Wonderful Effects of Royal Jelly on Treatment of Male- Factor Related Infertility

Abstract

Background: Royal jelly has been used since ancient time as a supplement for nutrition, anti-aging and infertility. In this study, we consider the effect of Royal jelly on male related factor infertility in rats.

Materials and Methods: In this study we divided thirty 60-day-old male rats into two groups, control and case group. The case group gavaged 400mg/kg Royal jelly composed with honey once a day, while the control group underwent only honey. After 28 days, rats became unconscious and after blood sampling underwent bilateral orchiectomy and epididymal sperm aspiration. Then histological and hormonal evaluations were performed on samples.

Results: Spermatogenesis, count and motility of sperms were significantly higher in case group comparing to the control group, also leydig cell count meaningfully increased in case group, while sertoli cell count had no difference in both groups. LH, FSH, and testosterone serum levels had no meaningful difference in both groups.

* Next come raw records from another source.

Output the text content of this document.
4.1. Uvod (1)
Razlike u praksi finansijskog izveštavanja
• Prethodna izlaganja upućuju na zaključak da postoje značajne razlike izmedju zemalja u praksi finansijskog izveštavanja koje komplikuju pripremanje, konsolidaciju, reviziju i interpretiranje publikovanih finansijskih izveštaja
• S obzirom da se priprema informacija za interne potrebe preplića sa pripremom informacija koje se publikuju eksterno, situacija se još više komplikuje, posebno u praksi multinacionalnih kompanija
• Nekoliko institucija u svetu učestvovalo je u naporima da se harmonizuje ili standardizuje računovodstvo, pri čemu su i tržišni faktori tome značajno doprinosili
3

Conclusion: We found that consumption of Royal jelly have a significant effect on sperm count and motility. It seems where there is idiopathic azoospermia, oligospermia and asthenospermia, the use of royal jelly is very effective and a significant help in treatment of infertility.

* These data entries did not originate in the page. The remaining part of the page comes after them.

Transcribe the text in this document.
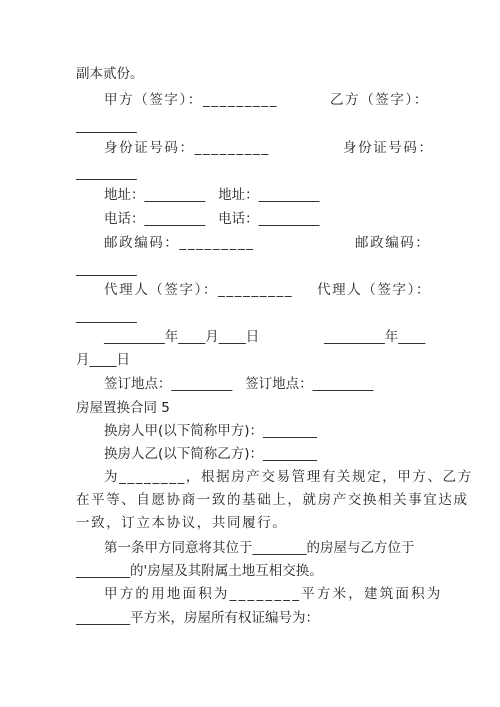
副本贰份。
甲方（签字）：_________	乙方（签字）：
_________
身份证号码：_________	身份证号码：
_________
地址：_________   地址：_________
电话：_________   电话：_________
邮政编码：_________	邮政编码：
_________
代理人（签字）：_________ 代理人（签字）：
_________
_________年____月____日	_________年____
月____日
签订地点：_________   签订地点：_________
房屋置换合同 5
换房人甲(以下简称甲方)：________
换房人乙(以下简称乙方)：________
为________，根据房产交易管理有关规定，甲方、乙方
在平等、自愿协商一致的基础上，就房产交换相关事宜达成
一致，订立本协议，共同履行。
第一条甲方同意将其位于________的房屋与乙方位于
________的'房屋及其附属土地互相交换。
甲方的用地面积为________平方米，建筑面积为
________平方米，房屋所有权证编号为：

Keywords: Royal jelly; Rat; Spermatogenesis

Introduction

Royal jelly (RJ) is a thick, extremely nutritious, milky-white, creamy liquid secreted by the hypopharyngealand mandibular glands of the nurse bees [1]. For 2-3 days, royal jelly is the only food given to all young larvae in their maturation process, while for the queen larvae; it is the specific food for their whole life period. During the 3 days in which the worker bee larvae are fed on royal jelly, they reach the maximum development; their weight multiplies about 250 times. The Queen (fed only on royal jelly for her entire life) reaches maturity 5 days earlier than the worker bees; and, when she is fully grown, her weight is double that of the working bee [2]. Amazingly, the queen lives 40 times longer than worker bees, seven years as compared to seven weeks. In the wild, Queen Bees will produce 2,000 eggs per day with each day’s brood equal to 21.2 times her own body weight [1]. Royal jelly is collected and sold as a dietary supplement for humans, claiming various health benefits and possess many pharmacological functions in experimental animals such as antioxidant [3], antibacterial [4], anti-allergic [5], antitumor [6], antiinflammatory [7], antihypertensive [8] and anti-aging properties [9]. In humans, its oral administration promoted health and well-being in postmenopausal women [10] and improves lipoprotein metabolism and reduces serum total cholesterol and low-density lipoprotein (LDL) levels [11].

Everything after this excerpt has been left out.